After reading the NGFW Policy Order of Operations guide here, https://www.cisco.com/c/dam/en/us/td/docs/security/firepower/Self-Help/NGFW_Policy_Order_of_Operations.pdf
I am even more confused about how the firepower device processes rules. According to this guide, if I want to block all port 443, but allow access to google drive, I would need to put a rule blocking 443 before the rule allowing google drive. This is on page 5 of the linked guide.
Could someone please explain how a setup like that would allow google drive while simultaneously blocking all 443 traffic? If the block for port 443 comes before the application detection rule for google drive, the application detection rule would never be able to identify a google drive connection, because it would be blocked at the very first packet.
I think I understand the order of operations, but I'm trying to figure out if there is a discrepancy in the guide I'm reading, since it it proposing to make a 443 blacklist ACE in the ACP before the application detection ACE for allowing google drive.

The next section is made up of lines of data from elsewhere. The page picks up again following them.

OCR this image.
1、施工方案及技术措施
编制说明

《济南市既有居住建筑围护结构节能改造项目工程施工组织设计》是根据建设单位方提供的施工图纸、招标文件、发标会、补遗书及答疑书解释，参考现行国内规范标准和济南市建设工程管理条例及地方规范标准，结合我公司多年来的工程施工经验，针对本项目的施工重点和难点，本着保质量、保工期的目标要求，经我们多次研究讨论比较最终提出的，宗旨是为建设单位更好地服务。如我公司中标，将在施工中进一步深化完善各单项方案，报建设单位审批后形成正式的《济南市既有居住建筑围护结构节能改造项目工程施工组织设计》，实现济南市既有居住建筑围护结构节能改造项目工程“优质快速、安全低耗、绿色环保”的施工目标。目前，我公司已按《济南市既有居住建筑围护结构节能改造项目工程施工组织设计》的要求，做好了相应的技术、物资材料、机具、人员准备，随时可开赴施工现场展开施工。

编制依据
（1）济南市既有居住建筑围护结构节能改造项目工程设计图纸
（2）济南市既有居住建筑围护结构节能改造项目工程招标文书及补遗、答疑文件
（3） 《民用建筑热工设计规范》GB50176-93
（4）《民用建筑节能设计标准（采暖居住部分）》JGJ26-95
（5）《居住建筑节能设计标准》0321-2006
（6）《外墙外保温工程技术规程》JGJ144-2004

It would seem to me that such a configuration would not properly allow google drive to work, since all 443 traffic would be blocked prior to the google drive allow - e.g. the application detection would not be able to do it's job because the 443 block ACE is preventing any packets from getting through. However the cisco published guide is clearly stating this is the preferred way to set up such a configuration.
Assuming you were in some ultra-high security environment where you were doing zero trust and whitelisting, blocking 443 at the top of the ACL would render any application detection useless, correct?